80% of smokers worldwide live in low- and middle-income countries that have the least ability to cope with the incidence of smoking.
“In the last 15 years, the measures have worked in many countries and the number of smokers has decreased. In rich countries, the smoking rate is declining, there the greater stigma, tax increases and respectively cigarette prices are helping.
But there are countries where a large part of the population continues to smoke and these measures seem exhausted. We can only get a little bit if we do the same thing to stop smoking, “said Charles Gardner, a US public health specialist who was a former WHO adviser.
And another problem
There remains a group of people who are reluctant to stop or cannot stop – many people like to smoke.
What should be done for people for whom previous tobacco control measures have not worked? These people need to get the information and evidence of the reduced harm of smoke-free alternatives, ”Gardner added, noting that the“ baggage ”of misunderstanding the role of nicotine is a generational problem.
“If you ask ex-smokers who have switched to e-cigarettes, 75% of them reduce their dose of nicotine. The world may reach a point where nicotine is considered similar to caffeine, “he predicted.
Smokers, who number about 1.3 billion people in the world, improperly emit about 4.5 trillion cigarette butts a year, and they are the most polluting things on the planet, the DPA reported. The data are from STOP – an organization against smoking.
This staggering number is only part of the global damage inflicted by the tobacco industry. Tobacco is not only grown on deforested lands, but also “degrades soil quality and pollutes the air, land and water.”

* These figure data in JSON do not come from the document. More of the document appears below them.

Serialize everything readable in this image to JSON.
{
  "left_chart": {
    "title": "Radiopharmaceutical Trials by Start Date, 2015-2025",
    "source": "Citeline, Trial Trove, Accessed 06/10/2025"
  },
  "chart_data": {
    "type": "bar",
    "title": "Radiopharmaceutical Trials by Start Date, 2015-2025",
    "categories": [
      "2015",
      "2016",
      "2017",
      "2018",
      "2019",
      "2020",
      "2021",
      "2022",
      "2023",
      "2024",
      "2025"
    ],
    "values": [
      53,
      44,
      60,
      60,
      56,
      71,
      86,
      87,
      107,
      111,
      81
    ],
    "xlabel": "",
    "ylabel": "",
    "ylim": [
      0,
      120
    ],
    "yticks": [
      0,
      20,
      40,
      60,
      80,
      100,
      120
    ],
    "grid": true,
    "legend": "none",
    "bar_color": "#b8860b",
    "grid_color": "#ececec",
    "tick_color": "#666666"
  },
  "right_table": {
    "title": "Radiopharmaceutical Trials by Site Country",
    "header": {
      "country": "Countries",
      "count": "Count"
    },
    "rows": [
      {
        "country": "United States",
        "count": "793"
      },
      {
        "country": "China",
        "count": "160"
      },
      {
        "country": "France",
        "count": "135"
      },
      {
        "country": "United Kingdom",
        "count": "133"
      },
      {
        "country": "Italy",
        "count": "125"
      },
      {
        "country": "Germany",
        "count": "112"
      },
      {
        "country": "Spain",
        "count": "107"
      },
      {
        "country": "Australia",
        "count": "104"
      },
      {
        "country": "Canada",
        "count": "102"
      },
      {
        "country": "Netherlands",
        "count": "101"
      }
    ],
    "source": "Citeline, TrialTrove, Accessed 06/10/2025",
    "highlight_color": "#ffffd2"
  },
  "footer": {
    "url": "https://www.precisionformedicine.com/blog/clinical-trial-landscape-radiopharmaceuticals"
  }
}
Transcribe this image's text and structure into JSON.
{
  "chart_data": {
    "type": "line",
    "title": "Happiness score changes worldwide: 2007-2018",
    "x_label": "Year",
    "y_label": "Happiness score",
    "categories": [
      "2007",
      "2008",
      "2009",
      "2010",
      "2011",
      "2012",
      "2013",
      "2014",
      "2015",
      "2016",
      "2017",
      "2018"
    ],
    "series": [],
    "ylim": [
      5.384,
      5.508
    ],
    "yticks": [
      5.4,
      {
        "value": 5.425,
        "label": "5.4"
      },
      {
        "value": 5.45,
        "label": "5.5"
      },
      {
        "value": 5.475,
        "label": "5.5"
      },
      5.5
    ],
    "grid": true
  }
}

Every year, billions of trees are cut down for cigarette production – 5 percent of the world’s deforestation. According to the STOP organization, cigarette butts account for about 20 percent of the waste collected by cleaning the oceans. The chemicals released from the butts are toxic enough to kill 50 percent of the freshwater and saltwater fish exposed to them for 96 hours, according to experiments cited by the organization.
The damage will increase with e-cigarettes. Their waste products could become an “even greater threat to the environment” than cigarettes, the organization warned, because they contain metal, electronics, disposable plastic fillers, batteries and toxic chemicals in the liquid. In addition to polluting the environment, smoking kills 8 million people a year worldwide and causes significant health care costs.